To generate the text for these books, there are a lot of options available — for example, manually taking the structure of one set of text, and using word substitution via a thesaurus or noun→noun substitution; using NLP to construct the text; or using something GPT-3 for highly ‘accurate’ generated text. Ultimately, I settled on using GPT-2, which has a number of ‘failure modes’, imperfections and critical concerns that I felt would add an appropriate aesthetic to the sci-fi book generator, as it provides a certain ‘weirdness’ out of the box.

GPT-2 is a large transformer based language model with 1.5 billion parameters, trained on a dataset of 8 million web pages. GPT-2 is trained with a simple objective: predict the next word, given all of the previous words within some text. The diversity of the dataset causes this simple goal to contain naturally occurring demonstrations of many tasks across diverse domains…

GPT-2 generates synthetic text samples in response to the model being primed with an arbitrary input. The model is chameleon-like—it adapts to the style and content of the conditioning text. This allows the user to generate realistic and coherent continuations about a topic of their choosing, as seen by the following select samples.
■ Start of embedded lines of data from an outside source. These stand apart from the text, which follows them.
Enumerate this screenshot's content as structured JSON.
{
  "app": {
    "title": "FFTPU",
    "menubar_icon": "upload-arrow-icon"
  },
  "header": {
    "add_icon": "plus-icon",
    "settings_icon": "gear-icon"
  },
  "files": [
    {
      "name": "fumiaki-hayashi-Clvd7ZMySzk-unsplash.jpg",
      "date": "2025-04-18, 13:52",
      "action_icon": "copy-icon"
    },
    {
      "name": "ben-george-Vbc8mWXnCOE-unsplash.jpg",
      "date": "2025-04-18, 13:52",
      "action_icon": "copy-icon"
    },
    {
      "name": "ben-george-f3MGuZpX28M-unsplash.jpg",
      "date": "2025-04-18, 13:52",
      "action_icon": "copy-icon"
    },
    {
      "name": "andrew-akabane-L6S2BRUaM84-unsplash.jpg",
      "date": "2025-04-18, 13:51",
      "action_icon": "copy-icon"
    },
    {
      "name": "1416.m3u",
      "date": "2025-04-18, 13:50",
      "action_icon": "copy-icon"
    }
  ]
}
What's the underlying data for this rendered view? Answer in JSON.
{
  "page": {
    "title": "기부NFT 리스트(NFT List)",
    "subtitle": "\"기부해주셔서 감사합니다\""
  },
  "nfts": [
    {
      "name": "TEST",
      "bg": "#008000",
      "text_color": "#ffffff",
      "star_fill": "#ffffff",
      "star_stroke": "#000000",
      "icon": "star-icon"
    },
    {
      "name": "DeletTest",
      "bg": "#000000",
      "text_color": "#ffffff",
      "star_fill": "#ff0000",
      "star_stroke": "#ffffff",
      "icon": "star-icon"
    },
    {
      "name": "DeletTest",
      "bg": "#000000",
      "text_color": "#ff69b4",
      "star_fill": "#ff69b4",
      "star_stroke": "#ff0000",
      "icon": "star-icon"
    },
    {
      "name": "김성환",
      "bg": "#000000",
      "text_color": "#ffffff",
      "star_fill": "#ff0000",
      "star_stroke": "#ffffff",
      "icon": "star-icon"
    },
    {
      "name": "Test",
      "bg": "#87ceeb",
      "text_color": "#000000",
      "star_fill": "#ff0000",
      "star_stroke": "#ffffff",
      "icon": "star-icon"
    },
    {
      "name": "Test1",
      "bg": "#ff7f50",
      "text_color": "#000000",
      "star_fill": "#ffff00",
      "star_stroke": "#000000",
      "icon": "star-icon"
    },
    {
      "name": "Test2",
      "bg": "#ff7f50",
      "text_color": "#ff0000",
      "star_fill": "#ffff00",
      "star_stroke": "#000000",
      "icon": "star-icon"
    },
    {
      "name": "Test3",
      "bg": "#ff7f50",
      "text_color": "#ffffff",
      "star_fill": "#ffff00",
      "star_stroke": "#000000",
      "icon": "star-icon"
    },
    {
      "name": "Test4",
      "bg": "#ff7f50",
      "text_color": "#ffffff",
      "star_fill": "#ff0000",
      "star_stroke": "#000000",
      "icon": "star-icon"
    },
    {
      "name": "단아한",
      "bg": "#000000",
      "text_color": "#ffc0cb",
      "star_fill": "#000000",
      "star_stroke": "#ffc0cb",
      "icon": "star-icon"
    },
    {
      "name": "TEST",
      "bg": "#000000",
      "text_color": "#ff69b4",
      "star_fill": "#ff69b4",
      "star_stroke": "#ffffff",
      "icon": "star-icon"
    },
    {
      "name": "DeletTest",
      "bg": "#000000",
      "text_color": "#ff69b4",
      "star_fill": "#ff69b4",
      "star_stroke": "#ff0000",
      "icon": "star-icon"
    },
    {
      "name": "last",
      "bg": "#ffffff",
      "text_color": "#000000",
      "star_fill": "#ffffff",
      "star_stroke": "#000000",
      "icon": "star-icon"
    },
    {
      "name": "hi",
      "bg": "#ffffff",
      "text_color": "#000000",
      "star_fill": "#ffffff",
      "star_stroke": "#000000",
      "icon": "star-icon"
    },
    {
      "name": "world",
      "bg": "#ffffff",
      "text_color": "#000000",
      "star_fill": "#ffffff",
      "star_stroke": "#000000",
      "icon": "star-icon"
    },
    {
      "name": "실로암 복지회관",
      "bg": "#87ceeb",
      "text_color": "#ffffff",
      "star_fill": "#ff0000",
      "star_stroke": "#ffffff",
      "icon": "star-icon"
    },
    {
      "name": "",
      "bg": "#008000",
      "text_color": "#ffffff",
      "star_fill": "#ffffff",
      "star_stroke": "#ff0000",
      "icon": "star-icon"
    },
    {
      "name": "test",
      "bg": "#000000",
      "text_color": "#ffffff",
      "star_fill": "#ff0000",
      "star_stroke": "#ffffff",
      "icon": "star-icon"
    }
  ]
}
https://openai.com/blog/better-language-models/


For GPT-2 to work for my purposes, I needed the book prompts, but also need a model trained on science-fiction books, to get an output I liked. I used a straightforward GPT-2 approach, Priyanka Divedi’s Deep-Learning project, that had been previously trained on Harry Potter books. I then selected my own source texts so that the model’s inputs could be changed and retrained.

I used a loose process to select books and authors as inputs for the model, inspired by discussions of our favorite authors. I wondered how many source texts I would need to get a usable output — when I went with one, the style of the output would obvious follow that one only. I tried 7 source texts, and got a bit of a jumble of style (and the model took a longer time to train). Ultimately, I settled on 3 sources, representing a mix of modern sci-fi and fantasy, and early sci-fi, and stylistically different from one another:

  • Wild Seed by Octavia E. Butler
  • The Fifth Season by N.K. Jemisin
  • Nightfall by Isaac Asimov

As I tested the model training and output process, I noticed that formatting artifacts from the source texts would make their way into the output — artifacts such as page and chapter numbers, and ‘* * *’ page separators. This necessitated a cleaning process for the text, which I wrote using Python scripts.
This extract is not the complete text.